Analysing cross sectional survey data using linear regression methods: A 'hands on' introduction using ESS data
By Associate Professor Odd Gåsdal
To be able to follow the instructions and solve the exercises in this topic, you need to have a copy of SPSS installed on your computer, and you should download and use the dataset 'Regression'.
It is recommended that you start with the first chapter, and then proceed chronologically. In this way, you will develop your skills gradually.
Use the menu to the left to navigate.
The main purpose of linear regression analysis is to assess associations between dependent and independent variables. In this chapter, you will learn the basic idea behind this technique. You will also learn how to create a graphic presentation of the association between two variables.
Visual inspection of regression lines may be convenient, but their steepness and direction are usually indicated by numbers rather than figures. These numbers are called regression coefficients. This chapter will teach you how to compute them.
In the preceding chapters, we assume that a straight line (or a linear function) can describe the association between variables. Linear models may not always fit the data. This chapter shows how the fit can be improved by adapting a curved regression line instead of a linear one.
Is it possible by analysing survey data to learn anything about those who did not participate? The answer is yes, provided that the survey was properly conducted on the basis of a random sample. In order to establish how accurate a single sample-based regression coefficient is as an estimate of the population coefficient, we need to know the size of the standard error. An estimate of the standard error is computed in a standard regression analysis, and this chapter shows how we can use this estimate to test the so-called null hypothesis about the value of the population regression coefficient.
If we wish to include ‘country’ as an independent variable in our regression analysis, we face the problem that country is not a metric variable. (Country is a nominal variable.) There is no meaningful way in which we can carry out a generally applicable numerical ranking of countries of residence. The solution is to recode the country variable into a set of dichotomous variables. This chapter explains how this can be done.

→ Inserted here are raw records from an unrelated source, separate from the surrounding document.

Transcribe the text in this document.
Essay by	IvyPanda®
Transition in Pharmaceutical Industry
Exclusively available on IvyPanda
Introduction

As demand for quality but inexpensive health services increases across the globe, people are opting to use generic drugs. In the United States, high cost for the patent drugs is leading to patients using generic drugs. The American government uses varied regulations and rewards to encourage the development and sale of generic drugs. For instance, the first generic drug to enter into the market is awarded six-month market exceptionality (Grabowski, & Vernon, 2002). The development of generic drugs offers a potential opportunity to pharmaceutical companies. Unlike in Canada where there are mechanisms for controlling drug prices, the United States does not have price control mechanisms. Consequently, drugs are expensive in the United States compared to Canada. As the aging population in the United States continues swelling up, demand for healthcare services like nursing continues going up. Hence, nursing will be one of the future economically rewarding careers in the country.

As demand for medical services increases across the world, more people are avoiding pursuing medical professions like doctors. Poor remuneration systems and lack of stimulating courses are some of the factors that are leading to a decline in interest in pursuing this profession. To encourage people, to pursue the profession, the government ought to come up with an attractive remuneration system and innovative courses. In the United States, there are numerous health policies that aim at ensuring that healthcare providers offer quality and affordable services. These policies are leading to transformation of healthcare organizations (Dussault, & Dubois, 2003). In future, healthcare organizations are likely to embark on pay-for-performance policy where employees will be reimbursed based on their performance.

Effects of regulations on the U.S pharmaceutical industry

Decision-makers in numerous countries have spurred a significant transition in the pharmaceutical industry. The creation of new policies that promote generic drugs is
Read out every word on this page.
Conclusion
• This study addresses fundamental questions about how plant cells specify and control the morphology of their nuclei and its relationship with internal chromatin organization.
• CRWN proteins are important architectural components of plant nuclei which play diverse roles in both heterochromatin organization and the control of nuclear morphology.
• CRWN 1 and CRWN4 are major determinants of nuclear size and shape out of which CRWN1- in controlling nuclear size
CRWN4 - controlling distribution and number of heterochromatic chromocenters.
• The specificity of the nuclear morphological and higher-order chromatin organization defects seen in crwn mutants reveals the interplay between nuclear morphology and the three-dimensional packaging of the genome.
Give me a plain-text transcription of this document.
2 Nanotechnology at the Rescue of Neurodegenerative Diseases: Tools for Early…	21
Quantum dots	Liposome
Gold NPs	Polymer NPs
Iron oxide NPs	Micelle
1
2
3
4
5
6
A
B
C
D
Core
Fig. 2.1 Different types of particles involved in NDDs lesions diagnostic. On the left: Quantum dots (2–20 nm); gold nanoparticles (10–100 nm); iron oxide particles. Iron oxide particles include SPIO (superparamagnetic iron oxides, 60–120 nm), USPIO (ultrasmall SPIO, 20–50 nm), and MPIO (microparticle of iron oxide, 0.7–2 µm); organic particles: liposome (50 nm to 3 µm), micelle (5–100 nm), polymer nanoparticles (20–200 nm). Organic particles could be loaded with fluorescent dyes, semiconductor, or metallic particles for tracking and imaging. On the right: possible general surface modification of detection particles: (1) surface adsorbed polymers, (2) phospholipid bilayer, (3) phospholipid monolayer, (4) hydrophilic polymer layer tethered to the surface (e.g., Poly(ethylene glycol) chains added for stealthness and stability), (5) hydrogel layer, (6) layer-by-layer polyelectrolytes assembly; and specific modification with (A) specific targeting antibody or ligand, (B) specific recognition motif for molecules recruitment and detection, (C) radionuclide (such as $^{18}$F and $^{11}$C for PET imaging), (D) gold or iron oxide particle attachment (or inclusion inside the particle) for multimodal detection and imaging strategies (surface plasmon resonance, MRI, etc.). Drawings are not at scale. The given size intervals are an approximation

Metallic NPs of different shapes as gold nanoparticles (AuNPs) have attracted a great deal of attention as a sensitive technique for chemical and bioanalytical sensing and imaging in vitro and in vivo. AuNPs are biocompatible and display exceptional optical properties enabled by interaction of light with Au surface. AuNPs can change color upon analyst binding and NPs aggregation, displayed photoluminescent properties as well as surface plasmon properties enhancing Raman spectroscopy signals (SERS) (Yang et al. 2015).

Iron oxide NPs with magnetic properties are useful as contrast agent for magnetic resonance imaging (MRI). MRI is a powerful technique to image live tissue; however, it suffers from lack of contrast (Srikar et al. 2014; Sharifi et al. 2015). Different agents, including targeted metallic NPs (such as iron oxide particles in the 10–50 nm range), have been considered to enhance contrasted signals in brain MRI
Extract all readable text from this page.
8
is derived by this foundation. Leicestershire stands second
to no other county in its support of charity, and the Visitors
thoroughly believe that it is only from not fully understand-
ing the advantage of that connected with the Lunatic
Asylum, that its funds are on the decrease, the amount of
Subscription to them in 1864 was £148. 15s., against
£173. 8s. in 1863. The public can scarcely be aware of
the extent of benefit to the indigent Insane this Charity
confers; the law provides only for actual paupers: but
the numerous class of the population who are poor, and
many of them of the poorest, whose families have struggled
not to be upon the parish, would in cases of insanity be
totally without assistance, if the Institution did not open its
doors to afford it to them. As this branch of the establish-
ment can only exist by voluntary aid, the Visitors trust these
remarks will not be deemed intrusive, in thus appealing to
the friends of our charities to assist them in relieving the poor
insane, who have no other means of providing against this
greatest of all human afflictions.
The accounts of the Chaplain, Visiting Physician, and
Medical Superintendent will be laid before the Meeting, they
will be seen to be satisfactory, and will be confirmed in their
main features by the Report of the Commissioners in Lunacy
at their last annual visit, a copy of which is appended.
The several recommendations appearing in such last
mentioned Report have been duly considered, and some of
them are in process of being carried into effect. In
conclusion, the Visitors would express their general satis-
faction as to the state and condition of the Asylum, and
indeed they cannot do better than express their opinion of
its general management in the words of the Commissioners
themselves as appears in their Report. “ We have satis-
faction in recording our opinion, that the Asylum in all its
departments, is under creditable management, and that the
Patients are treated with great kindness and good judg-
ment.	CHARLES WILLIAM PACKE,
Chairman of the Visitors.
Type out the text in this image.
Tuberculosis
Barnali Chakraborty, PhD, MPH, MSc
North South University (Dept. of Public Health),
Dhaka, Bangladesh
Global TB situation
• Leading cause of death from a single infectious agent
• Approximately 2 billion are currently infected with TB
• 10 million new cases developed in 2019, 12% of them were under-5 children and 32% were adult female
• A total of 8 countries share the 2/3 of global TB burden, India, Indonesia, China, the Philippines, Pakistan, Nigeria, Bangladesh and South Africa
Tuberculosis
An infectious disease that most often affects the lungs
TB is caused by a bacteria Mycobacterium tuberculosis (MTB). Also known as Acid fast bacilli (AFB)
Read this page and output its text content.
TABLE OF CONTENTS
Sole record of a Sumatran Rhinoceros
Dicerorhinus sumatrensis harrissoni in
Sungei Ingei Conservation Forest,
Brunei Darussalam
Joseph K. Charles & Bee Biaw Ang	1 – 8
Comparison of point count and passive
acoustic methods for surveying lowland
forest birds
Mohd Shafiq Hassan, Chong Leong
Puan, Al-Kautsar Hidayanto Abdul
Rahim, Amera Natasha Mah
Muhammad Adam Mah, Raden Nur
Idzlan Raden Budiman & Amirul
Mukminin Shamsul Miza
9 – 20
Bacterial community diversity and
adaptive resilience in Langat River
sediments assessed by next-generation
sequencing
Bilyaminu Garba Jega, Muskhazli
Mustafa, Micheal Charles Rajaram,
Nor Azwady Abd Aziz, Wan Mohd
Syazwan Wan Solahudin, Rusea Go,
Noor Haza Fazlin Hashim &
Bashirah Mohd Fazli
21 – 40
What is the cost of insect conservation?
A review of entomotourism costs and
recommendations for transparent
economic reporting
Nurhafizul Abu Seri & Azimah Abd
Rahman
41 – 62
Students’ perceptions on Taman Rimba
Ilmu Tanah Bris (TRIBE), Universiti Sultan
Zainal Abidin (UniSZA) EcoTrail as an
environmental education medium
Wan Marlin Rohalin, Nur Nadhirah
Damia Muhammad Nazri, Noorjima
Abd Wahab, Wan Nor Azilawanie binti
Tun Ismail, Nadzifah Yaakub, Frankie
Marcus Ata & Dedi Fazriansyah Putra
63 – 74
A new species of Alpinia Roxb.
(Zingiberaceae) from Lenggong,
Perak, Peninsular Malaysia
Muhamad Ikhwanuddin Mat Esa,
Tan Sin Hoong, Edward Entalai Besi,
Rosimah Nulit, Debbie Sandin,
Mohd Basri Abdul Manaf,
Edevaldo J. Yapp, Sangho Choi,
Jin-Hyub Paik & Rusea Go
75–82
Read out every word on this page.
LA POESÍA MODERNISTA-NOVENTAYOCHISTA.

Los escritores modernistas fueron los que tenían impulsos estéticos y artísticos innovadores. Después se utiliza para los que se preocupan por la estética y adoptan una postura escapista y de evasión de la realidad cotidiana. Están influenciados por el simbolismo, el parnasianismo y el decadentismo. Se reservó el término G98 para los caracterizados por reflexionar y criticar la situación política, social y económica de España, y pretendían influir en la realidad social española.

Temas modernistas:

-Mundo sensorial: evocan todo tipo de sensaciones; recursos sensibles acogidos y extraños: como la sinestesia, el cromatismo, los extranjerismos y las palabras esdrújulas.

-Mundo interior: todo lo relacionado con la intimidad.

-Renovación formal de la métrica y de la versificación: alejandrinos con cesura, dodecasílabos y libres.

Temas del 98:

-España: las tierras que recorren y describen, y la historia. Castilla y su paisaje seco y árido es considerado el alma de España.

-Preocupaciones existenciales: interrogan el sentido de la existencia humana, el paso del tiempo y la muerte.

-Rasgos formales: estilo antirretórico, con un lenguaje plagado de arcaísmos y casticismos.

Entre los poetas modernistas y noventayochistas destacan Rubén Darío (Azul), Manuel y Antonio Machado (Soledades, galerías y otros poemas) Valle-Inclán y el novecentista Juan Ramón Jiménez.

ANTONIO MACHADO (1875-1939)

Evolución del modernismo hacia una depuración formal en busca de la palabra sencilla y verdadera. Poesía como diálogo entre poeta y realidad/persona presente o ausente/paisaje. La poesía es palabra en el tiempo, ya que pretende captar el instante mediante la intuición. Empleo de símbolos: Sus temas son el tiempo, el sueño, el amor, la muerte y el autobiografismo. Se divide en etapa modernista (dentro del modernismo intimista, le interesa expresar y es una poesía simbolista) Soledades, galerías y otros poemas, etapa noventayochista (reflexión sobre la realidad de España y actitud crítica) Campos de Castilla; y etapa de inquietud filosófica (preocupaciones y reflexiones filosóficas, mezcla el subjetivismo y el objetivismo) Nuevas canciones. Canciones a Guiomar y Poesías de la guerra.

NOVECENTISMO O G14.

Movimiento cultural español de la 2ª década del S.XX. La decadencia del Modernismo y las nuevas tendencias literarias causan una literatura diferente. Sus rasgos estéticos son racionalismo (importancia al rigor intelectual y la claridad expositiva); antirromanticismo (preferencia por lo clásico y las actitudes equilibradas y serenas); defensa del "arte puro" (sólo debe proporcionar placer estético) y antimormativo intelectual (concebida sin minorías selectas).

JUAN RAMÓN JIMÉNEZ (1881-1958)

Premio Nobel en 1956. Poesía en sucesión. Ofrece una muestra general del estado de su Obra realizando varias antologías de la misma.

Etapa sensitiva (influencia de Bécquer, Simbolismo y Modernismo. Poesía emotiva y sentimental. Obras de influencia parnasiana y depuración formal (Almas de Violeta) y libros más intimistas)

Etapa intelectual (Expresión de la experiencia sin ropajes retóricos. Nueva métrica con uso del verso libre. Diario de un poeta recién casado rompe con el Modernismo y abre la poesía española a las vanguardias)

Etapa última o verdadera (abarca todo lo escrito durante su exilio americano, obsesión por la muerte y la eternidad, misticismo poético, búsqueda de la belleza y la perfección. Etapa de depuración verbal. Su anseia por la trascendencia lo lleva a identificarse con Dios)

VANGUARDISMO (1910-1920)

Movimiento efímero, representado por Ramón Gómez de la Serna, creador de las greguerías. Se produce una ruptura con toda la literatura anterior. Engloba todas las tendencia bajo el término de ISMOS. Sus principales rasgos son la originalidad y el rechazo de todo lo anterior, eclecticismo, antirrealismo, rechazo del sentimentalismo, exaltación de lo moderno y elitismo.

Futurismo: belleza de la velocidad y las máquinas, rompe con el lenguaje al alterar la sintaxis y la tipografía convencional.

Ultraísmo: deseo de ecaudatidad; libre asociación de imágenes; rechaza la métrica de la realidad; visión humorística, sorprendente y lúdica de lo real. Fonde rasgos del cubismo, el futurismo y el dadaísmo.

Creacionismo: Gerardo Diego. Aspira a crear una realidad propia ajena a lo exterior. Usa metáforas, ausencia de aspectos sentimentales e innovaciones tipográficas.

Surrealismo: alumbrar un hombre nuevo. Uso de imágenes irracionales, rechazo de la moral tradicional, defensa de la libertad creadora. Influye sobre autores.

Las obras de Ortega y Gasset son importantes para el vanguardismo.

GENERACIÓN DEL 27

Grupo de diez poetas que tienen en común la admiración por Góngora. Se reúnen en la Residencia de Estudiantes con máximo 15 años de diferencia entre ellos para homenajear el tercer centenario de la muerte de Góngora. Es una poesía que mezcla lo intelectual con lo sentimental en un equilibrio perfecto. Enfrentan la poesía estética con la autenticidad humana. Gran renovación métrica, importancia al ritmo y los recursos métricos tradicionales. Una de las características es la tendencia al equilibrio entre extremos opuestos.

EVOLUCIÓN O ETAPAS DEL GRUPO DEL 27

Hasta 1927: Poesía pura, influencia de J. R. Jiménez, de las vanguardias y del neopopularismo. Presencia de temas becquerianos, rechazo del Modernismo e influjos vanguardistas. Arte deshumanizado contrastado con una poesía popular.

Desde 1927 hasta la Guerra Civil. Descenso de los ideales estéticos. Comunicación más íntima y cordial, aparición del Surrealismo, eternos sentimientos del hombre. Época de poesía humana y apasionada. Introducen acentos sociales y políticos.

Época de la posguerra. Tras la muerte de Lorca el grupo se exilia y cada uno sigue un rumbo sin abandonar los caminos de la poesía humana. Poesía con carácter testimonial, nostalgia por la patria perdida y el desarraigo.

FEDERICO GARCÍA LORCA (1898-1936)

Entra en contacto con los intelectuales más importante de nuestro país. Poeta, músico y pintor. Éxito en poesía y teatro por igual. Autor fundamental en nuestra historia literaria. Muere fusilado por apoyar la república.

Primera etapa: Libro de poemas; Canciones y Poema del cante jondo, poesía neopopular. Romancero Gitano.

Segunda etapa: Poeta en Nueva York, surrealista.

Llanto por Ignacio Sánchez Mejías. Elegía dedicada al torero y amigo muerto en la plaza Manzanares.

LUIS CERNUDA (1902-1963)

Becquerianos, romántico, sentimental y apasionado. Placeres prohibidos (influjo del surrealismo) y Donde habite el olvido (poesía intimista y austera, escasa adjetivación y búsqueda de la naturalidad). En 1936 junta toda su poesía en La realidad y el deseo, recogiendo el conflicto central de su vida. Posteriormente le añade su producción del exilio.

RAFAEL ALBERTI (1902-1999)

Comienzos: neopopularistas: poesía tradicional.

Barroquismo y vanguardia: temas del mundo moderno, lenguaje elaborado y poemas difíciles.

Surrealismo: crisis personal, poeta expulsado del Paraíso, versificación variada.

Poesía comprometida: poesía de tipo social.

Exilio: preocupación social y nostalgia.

Dependent variables are always associated with more than one other variable. Some of these variables will normally be associated with each other. We cannot distinguish this common part of the association from the association that is unique to each unless we include them all in the regression analysis. Thus, multiple regression is regression analysis with more than one independent variable. This chapter provides an introduction to multiple regression using an example based on Polish data.
One of the problems we have to address if we wish to use data from several countries simultaneously in a multiple regression analysis, is that the associations between dependent and independent variables may not be constant across countries. We can deal with this problem by running separate regression analyses for each country, or by supplementing our models with so-called interaction terms. This chapter demonstrates how to perform regression analyses using interaction terms.
Linear regression analysis presupposes that the variables are metric. In surveys, a large proportion of the variables are ordinal, and often measures of attitudes. Individual measures of attitudes tend to be inaccurate because they only extract particular aspects of the general attitudes we wish to measure, or because people’s answers to single-attitude questions are plagued by random inaccuracies. Both these problems can be alleviated somewhat by combining the values of several indicator variables into scales. This chapter demonstrates how such scales can be built.